From November 13th to 17th, 2017, the 50th Congress of the International Association of Art Critics (AICA) will take place in Paris.
See the full program of the congress.
On Tuesday 14th morning, Paula Barreiro López will participate in the session “Paradigmatic shifts in the AICA’s history” at the National Institute of Art History (INHA) with the lecture “L’internationalisation de la critique d’art militant espagnole des années soixante : un lecture à travers des réseaux de l’AICA“(The internationalization of engaged Spanish art criticism in the 1960s: a reading through the AICA’s networks).
Abstract of the presentation
Since 1957, with the end of autarchy and the acceptance of Spain on the western side of the Cold War, exchanges and collaborations between Spanish art critics and their foreign colleagues and institutions increased.
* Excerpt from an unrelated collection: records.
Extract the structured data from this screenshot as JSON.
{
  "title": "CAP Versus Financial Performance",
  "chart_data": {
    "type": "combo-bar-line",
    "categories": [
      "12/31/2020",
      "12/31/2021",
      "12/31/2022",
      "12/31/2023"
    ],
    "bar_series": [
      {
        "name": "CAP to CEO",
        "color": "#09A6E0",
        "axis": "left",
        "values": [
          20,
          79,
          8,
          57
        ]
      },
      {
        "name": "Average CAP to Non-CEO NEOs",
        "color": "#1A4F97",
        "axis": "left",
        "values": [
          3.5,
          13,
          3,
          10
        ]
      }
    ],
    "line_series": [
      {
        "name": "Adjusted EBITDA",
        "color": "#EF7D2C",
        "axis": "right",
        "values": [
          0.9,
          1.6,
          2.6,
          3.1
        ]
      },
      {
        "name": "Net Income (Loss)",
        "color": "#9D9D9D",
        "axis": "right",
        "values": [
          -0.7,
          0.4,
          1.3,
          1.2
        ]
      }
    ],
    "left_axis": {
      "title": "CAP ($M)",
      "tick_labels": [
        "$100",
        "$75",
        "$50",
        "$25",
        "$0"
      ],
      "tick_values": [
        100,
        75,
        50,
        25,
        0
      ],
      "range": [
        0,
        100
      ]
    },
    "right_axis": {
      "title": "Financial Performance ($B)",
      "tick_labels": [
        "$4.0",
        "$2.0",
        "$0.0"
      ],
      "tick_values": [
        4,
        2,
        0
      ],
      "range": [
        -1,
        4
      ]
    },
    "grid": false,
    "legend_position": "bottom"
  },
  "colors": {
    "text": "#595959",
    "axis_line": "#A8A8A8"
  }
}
Committed Spanish art critics joined the international community of art critics, establishing fertile relationships. In this process, networks and professional associations such as the AICA became very important. This platform gave Spaniards the opportunity to interact with their European and American colleagues and acquire knowledge and new intellectual tools to develop their perspective on modern art in the sixties. These relations were vital for the renewal of their theoretical tools and their conception of critical activity as a militant activity.
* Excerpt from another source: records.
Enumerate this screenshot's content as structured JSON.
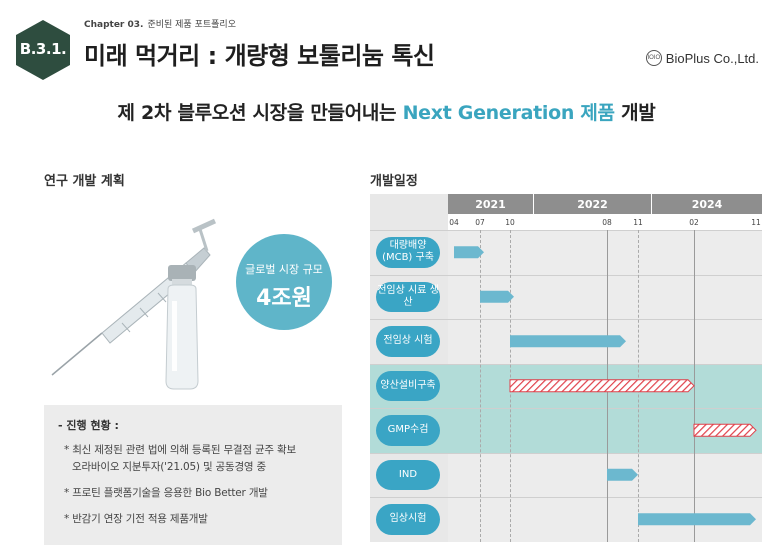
{
  "header": {
    "badge": "B.3.1.",
    "chapter_num": "Chapter 03.",
    "chapter_title": "준비된 제품 포트폴리오",
    "title": "미래 먹거리 : 개량형 보툴리눔 톡신",
    "logo_mark": "IOIO",
    "logo_text": "BioPlus Co.,Ltd."
  },
  "subtitle": {
    "prefix": "제 2차 블루오션 시장을 만들어내는",
    "highlight": "Next Generation 제품",
    "suffix": "개발"
  },
  "left": {
    "section_title": "연구 개발 계획",
    "bubble_line1": "글로벌 시장 규모",
    "bubble_line2": "4조원",
    "status_title": "- 진행 현황 :",
    "status_items": [
      "* 최신 제정된 관련 법에 의해 등록된 무결점 균주 확보",
      "오라바이오 지분투자('21.05) 및 공동경영 중",
      "* 프로틴 플랫폼기술을 응용한 Bio Better 개발",
      "* 반감기 연장 기전 적용 제품개발"
    ]
  },
  "right": {
    "section_title": "개발일정",
    "years": [
      "2021",
      "2022",
      "2024"
    ],
    "months": [
      "04",
      "07",
      "10",
      "08",
      "11",
      "02",
      "11"
    ],
    "tasks": [
      {
        "label": "대량배양 (MCB) 구축",
        "highlight": false,
        "pattern": "solid",
        "start": "2021-04",
        "end": "2021-08"
      },
      {
        "label": "전임상 시료 생산",
        "highlight": false,
        "pattern": "solid",
        "start": "2021-07",
        "end": "2021-11"
      },
      {
        "label": "전임상 시험",
        "highlight": false,
        "pattern": "solid",
        "start": "2021-10",
        "end": "2022-09"
      },
      {
        "label": "양산설비구축",
        "highlight": true,
        "pattern": "hatched",
        "start": "2021-10",
        "end": "2024-02"
      },
      {
        "label": "GMP수검",
        "highlight": true,
        "pattern": "hatched",
        "start": "2024-02",
        "end": "2024-11"
      },
      {
        "label": "IND",
        "highlight": false,
        "pattern": "solid",
        "start": "2022-08",
        "end": "2022-11"
      },
      {
        "label": "임상시험",
        "highlight": false,
        "pattern": "solid",
        "start": "2022-11",
        "end": "2024-11"
      }
    ],
    "colors": {
      "bar": "#6cb8cf",
      "hatch": "#e0404a",
      "label": "#3aa5c5",
      "highlight_row": "#b2dcd8"
    }
  }
}
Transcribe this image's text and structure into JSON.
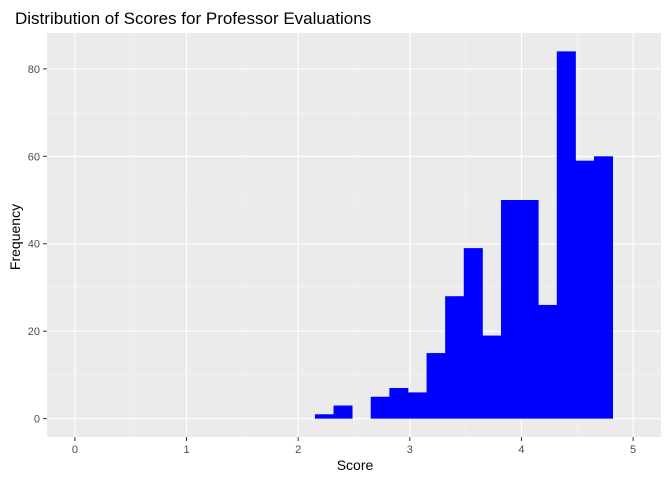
{
  "chart_data": {
    "type": "bar",
    "subtype": "histogram",
    "title": "Distribution of Scores for Professor Evaluations",
    "xlabel": "Score",
    "ylabel": "Frequency",
    "xlim": [
      -0.25,
      5.25
    ],
    "ylim": [
      -4.2,
      88.2
    ],
    "x_ticks": [
      0,
      1,
      2,
      3,
      4,
      5
    ],
    "y_ticks": [
      0,
      20,
      40,
      60,
      80
    ],
    "bin_width": 0.1667,
    "bins": [
      {
        "start": 2.15,
        "end": 2.3167,
        "count": 1
      },
      {
        "start": 2.3167,
        "end": 2.4833,
        "count": 3
      },
      {
        "start": 2.4833,
        "end": 2.65,
        "count": 0
      },
      {
        "start": 2.65,
        "end": 2.8167,
        "count": 5
      },
      {
        "start": 2.8167,
        "end": 2.9833,
        "count": 7
      },
      {
        "start": 2.9833,
        "end": 3.15,
        "count": 6
      },
      {
        "start": 3.15,
        "end": 3.3167,
        "count": 15
      },
      {
        "start": 3.3167,
        "end": 3.4833,
        "count": 28
      },
      {
        "start": 3.4833,
        "end": 3.65,
        "count": 39
      },
      {
        "start": 3.65,
        "end": 3.8167,
        "count": 19
      },
      {
        "start": 3.8167,
        "end": 3.9833,
        "count": 50
      },
      {
        "start": 3.9833,
        "end": 4.15,
        "count": 50
      },
      {
        "start": 4.15,
        "end": 4.3167,
        "count": 26
      },
      {
        "start": 4.3167,
        "end": 4.4833,
        "count": 84
      },
      {
        "start": 4.4833,
        "end": 4.65,
        "count": 59
      },
      {
        "start": 4.65,
        "end": 4.8167,
        "count": 60
      }
    ],
    "grid": true,
    "legend": "none",
    "colors": {
      "bar_fill": "#0000FF",
      "panel_background": "#EBEBEB",
      "grid_major": "#FFFFFF",
      "grid_minor": "#F5F5F5"
    }
  }
}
Spanish critics considered criticism as a creative activity in itself, particularly involved in the sociopolitical field. By supporting artistic trends, theorizing, uniting and even sometimes piloting them , they were able to participate in the creation and development of artistic avant-garde movements, which allowed them to strengthen their ideological position. Finally, they became openly anti-Francoist and began to spread this ideology beyond the borders of the country.
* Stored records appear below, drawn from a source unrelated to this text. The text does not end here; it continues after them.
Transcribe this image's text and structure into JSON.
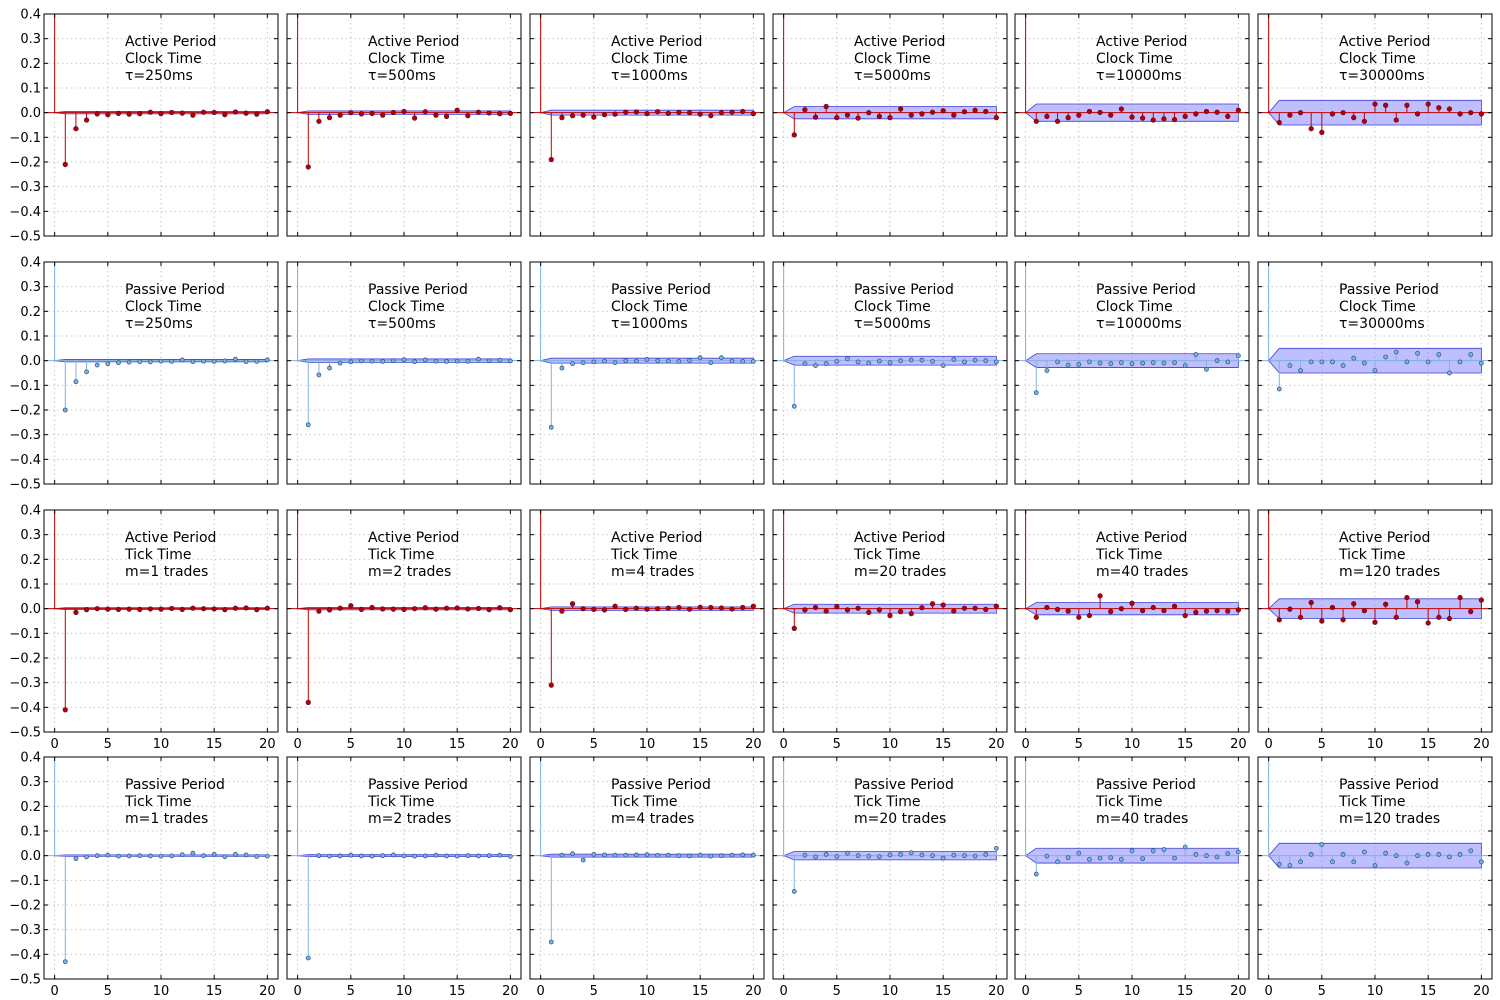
{
  "colors": {
    "active": "#c00000",
    "active_marker": "#b00010",
    "passive": "#7fb2e0",
    "passive_marker_edge": "#2f5f8f",
    "band_fill": "#8080ff",
    "band_edge": "#4040d0",
    "grid": "#c8c8c8",
    "frame": "#000000"
  },
  "chart_data": {
    "type": "stem",
    "layout": "4x6 grid of autocorrelation plots",
    "x_ticks": [
      "0",
      "5",
      "10",
      "15",
      "20"
    ],
    "y_ticks": [
      "0.4",
      "0.3",
      "0.2",
      "0.1",
      "0.0",
      "−0.1",
      "−0.2",
      "−0.3",
      "−0.4",
      "−0.5"
    ],
    "xlim": [
      -1,
      21
    ],
    "ylim": [
      -0.5,
      0.4
    ],
    "rows": [
      {
        "period": "Active",
        "color": "active",
        "panels": [
          {
            "lines": [
              "Active Period",
              "Clock Time",
              "τ=250ms"
            ],
            "band": 0.005,
            "values": [
              -0.21,
              -0.065,
              -0.03,
              -0.005,
              -0.008,
              -0.003,
              -0.006,
              -0.004,
              0.002,
              -0.004,
              0.001,
              -0.002,
              -0.01,
              0.002,
              0.001,
              -0.008,
              0.003,
              -0.002,
              -0.006,
              0.004
            ]
          },
          {
            "lines": [
              "Active Period",
              "Clock Time",
              "τ=500ms"
            ],
            "band": 0.007,
            "values": [
              -0.22,
              -0.035,
              -0.02,
              -0.01,
              0.0,
              -0.005,
              -0.003,
              -0.01,
              0.001,
              0.005,
              -0.022,
              0.004,
              -0.01,
              -0.015,
              0.01,
              -0.012,
              0.002,
              -0.001,
              -0.004,
              -0.003
            ]
          },
          {
            "lines": [
              "Active Period",
              "Clock Time",
              "τ=1000ms"
            ],
            "band": 0.01,
            "values": [
              -0.19,
              -0.02,
              -0.012,
              -0.01,
              -0.018,
              -0.008,
              -0.006,
              0.002,
              0.003,
              -0.004,
              0.004,
              -0.003,
              0.001,
              0.0,
              -0.006,
              -0.012,
              0.0,
              0.002,
              0.005,
              -0.004
            ]
          },
          {
            "lines": [
              "Active Period",
              "Clock Time",
              "τ=5000ms"
            ],
            "band": 0.025,
            "values": [
              -0.09,
              0.012,
              -0.018,
              0.025,
              -0.02,
              -0.01,
              -0.022,
              0.0,
              -0.015,
              -0.02,
              0.015,
              -0.01,
              -0.005,
              0.002,
              0.008,
              -0.01,
              0.004,
              0.01,
              0.005,
              -0.02
            ]
          },
          {
            "lines": [
              "Active Period",
              "Clock Time",
              "τ=10000ms"
            ],
            "band": 0.035,
            "values": [
              -0.035,
              -0.015,
              -0.035,
              -0.02,
              -0.01,
              0.005,
              0.001,
              -0.01,
              0.015,
              -0.018,
              -0.022,
              -0.03,
              -0.025,
              -0.028,
              -0.015,
              -0.005,
              0.005,
              0.002,
              -0.015,
              0.01
            ]
          },
          {
            "lines": [
              "Active Period",
              "Clock Time",
              "τ=30000ms"
            ],
            "band": 0.05,
            "values": [
              -0.04,
              -0.01,
              0.0,
              -0.065,
              -0.08,
              -0.005,
              0.0,
              -0.02,
              -0.035,
              0.035,
              0.03,
              -0.03,
              0.03,
              -0.005,
              0.035,
              0.02,
              0.015,
              -0.005,
              0.0,
              -0.005
            ]
          }
        ]
      },
      {
        "period": "Passive",
        "color": "passive",
        "panels": [
          {
            "lines": [
              "Passive Period",
              "Clock Time",
              "τ=250ms"
            ],
            "band": 0.005,
            "values": [
              -0.2,
              -0.085,
              -0.045,
              -0.018,
              -0.012,
              -0.008,
              -0.006,
              -0.004,
              -0.005,
              -0.002,
              -0.003,
              0.003,
              -0.004,
              -0.002,
              -0.003,
              -0.001,
              0.006,
              -0.004,
              -0.003,
              0.003
            ]
          },
          {
            "lines": [
              "Passive Period",
              "Clock Time",
              "τ=500ms"
            ],
            "band": 0.007,
            "values": [
              -0.26,
              -0.058,
              -0.03,
              -0.01,
              -0.005,
              -0.001,
              -0.002,
              -0.003,
              0.0,
              0.004,
              -0.004,
              0.003,
              -0.002,
              -0.003,
              -0.002,
              -0.003,
              0.006,
              0.0,
              0.002,
              -0.001
            ]
          },
          {
            "lines": [
              "Passive Period",
              "Clock Time",
              "τ=1000ms"
            ],
            "band": 0.01,
            "values": [
              -0.27,
              -0.03,
              -0.012,
              -0.008,
              -0.005,
              -0.002,
              -0.008,
              0.0,
              -0.002,
              0.005,
              0.0,
              -0.002,
              -0.003,
              0.001,
              0.012,
              -0.008,
              0.012,
              -0.002,
              -0.003,
              -0.003
            ]
          },
          {
            "lines": [
              "Passive Period",
              "Clock Time",
              "τ=5000ms"
            ],
            "band": 0.018,
            "values": [
              -0.185,
              -0.012,
              -0.02,
              -0.012,
              -0.003,
              0.008,
              -0.005,
              -0.01,
              -0.002,
              -0.008,
              0.0,
              0.003,
              0.002,
              -0.003,
              -0.02,
              0.005,
              -0.005,
              0.002,
              0.0,
              -0.005
            ]
          },
          {
            "lines": [
              "Passive Period",
              "Clock Time",
              "τ=10000ms"
            ],
            "band": 0.028,
            "values": [
              -0.13,
              -0.04,
              -0.005,
              -0.018,
              -0.015,
              -0.005,
              -0.01,
              -0.012,
              -0.008,
              -0.012,
              -0.01,
              -0.008,
              -0.01,
              -0.008,
              -0.02,
              0.025,
              -0.035,
              0.0,
              -0.005,
              0.02
            ]
          },
          {
            "lines": [
              "Passive Period",
              "Clock Time",
              "τ=30000ms"
            ],
            "band": 0.05,
            "values": [
              -0.115,
              -0.02,
              -0.04,
              -0.005,
              -0.005,
              -0.005,
              -0.02,
              0.01,
              -0.01,
              -0.04,
              0.015,
              0.035,
              -0.005,
              0.03,
              -0.005,
              0.025,
              -0.05,
              -0.005,
              0.025,
              -0.01
            ]
          }
        ]
      },
      {
        "period": "Active",
        "color": "active",
        "panels": [
          {
            "lines": [
              "Active Period",
              "Tick Time",
              "m=1 trades"
            ],
            "band": 0.004,
            "values": [
              -0.41,
              -0.015,
              -0.004,
              0.0,
              -0.002,
              -0.003,
              -0.002,
              -0.003,
              -0.001,
              -0.002,
              0.001,
              -0.003,
              0.002,
              0.0,
              -0.001,
              -0.004,
              0.002,
              0.003,
              -0.004,
              0.002
            ]
          },
          {
            "lines": [
              "Active Period",
              "Tick Time",
              "m=2 trades"
            ],
            "band": 0.005,
            "values": [
              -0.38,
              -0.01,
              -0.005,
              0.002,
              0.012,
              -0.003,
              0.005,
              -0.001,
              -0.002,
              -0.003,
              0.0,
              0.004,
              -0.002,
              0.002,
              0.003,
              -0.001,
              0.001,
              -0.004,
              0.004,
              -0.004
            ]
          },
          {
            "lines": [
              "Active Period",
              "Tick Time",
              "m=4 trades"
            ],
            "band": 0.007,
            "values": [
              -0.31,
              -0.01,
              0.02,
              0.0,
              -0.003,
              -0.005,
              0.01,
              -0.003,
              0.002,
              -0.002,
              0.0,
              0.002,
              0.005,
              -0.002,
              0.006,
              0.005,
              0.003,
              -0.001,
              0.005,
              0.01
            ]
          },
          {
            "lines": [
              "Active Period",
              "Tick Time",
              "m=20 trades"
            ],
            "band": 0.018,
            "values": [
              -0.08,
              -0.005,
              0.005,
              -0.01,
              0.008,
              -0.005,
              0.002,
              -0.015,
              -0.005,
              -0.028,
              -0.012,
              -0.02,
              0.004,
              0.02,
              0.015,
              -0.01,
              0.002,
              0.002,
              -0.003,
              0.01
            ]
          },
          {
            "lines": [
              "Active Period",
              "Tick Time",
              "m=40 trades"
            ],
            "band": 0.025,
            "values": [
              -0.035,
              0.005,
              -0.003,
              -0.01,
              -0.035,
              -0.028,
              0.052,
              -0.012,
              0.0,
              0.022,
              -0.008,
              0.005,
              -0.008,
              0.01,
              -0.028,
              -0.015,
              -0.01,
              -0.008,
              -0.01,
              -0.005
            ]
          },
          {
            "lines": [
              "Active Period",
              "Tick Time",
              "m=120 trades"
            ],
            "band": 0.04,
            "values": [
              -0.045,
              -0.002,
              -0.035,
              0.025,
              -0.05,
              0.005,
              -0.045,
              0.02,
              -0.008,
              -0.055,
              0.018,
              -0.035,
              0.045,
              0.028,
              -0.058,
              -0.035,
              -0.04,
              0.045,
              -0.012,
              0.035
            ]
          }
        ]
      },
      {
        "period": "Passive",
        "color": "passive",
        "panels": [
          {
            "lines": [
              "Passive Period",
              "Tick Time",
              "m=1 trades"
            ],
            "band": 0.003,
            "values": [
              -0.43,
              -0.012,
              -0.005,
              0.0,
              0.002,
              -0.002,
              -0.001,
              0.0,
              -0.001,
              -0.002,
              -0.001,
              0.004,
              0.01,
              0.0,
              0.005,
              -0.004,
              0.005,
              0.003,
              -0.003,
              -0.002
            ]
          },
          {
            "lines": [
              "Passive Period",
              "Tick Time",
              "m=2 trades"
            ],
            "band": 0.004,
            "values": [
              -0.415,
              0.0,
              -0.002,
              -0.001,
              0.002,
              -0.001,
              -0.002,
              0.0,
              0.003,
              -0.001,
              -0.002,
              -0.001,
              0.002,
              -0.001,
              -0.002,
              0.0,
              -0.001,
              0.0,
              0.002,
              -0.003
            ]
          },
          {
            "lines": [
              "Passive Period",
              "Tick Time",
              "m=4 trades"
            ],
            "band": 0.006,
            "values": [
              -0.35,
              0.002,
              0.008,
              -0.018,
              0.005,
              0.003,
              0.002,
              0.002,
              0.003,
              0.004,
              0.001,
              0.002,
              0.0,
              -0.001,
              0.002,
              -0.002,
              0.0,
              0.002,
              0.003,
              0.002
            ]
          },
          {
            "lines": [
              "Passive Period",
              "Tick Time",
              "m=20 trades"
            ],
            "band": 0.017,
            "values": [
              -0.145,
              0.002,
              -0.005,
              0.005,
              -0.003,
              0.01,
              0.0,
              -0.002,
              -0.004,
              0.003,
              0.005,
              0.012,
              0.003,
              0.0,
              -0.01,
              0.002,
              0.0,
              -0.002,
              0.005,
              0.03
            ]
          },
          {
            "lines": [
              "Passive Period",
              "Tick Time",
              "m=40 trades"
            ],
            "band": 0.03,
            "values": [
              -0.075,
              -0.002,
              -0.025,
              -0.008,
              0.01,
              -0.015,
              -0.01,
              -0.008,
              -0.015,
              0.02,
              -0.012,
              0.02,
              0.025,
              -0.01,
              0.035,
              0.005,
              0.0,
              -0.005,
              0.008,
              0.015
            ]
          },
          {
            "lines": [
              "Passive Period",
              "Tick Time",
              "m=120 trades"
            ],
            "band": 0.05,
            "values": [
              -0.035,
              -0.04,
              -0.025,
              0.005,
              0.045,
              -0.025,
              0.005,
              -0.025,
              0.015,
              -0.04,
              0.01,
              0.0,
              -0.03,
              0.0,
              0.005,
              0.005,
              -0.005,
              0.005,
              0.02,
              -0.025
            ]
          }
        ]
      }
    ]
  }
}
Thanks to their contacts abroad (developed mainly through the AICA’s networks), they were able to gain a privileged position that allowed them to do more than simply joining new aesthetic discourses and avant-garde movements. They transformed their participation abroad into a platform to denounce the repressive nature of dictatorship to the international community. Therefore, for these intellectuals engaged against the dictatorship, the support to the vanguard went hand in hand with cultural and sociopolitical activism.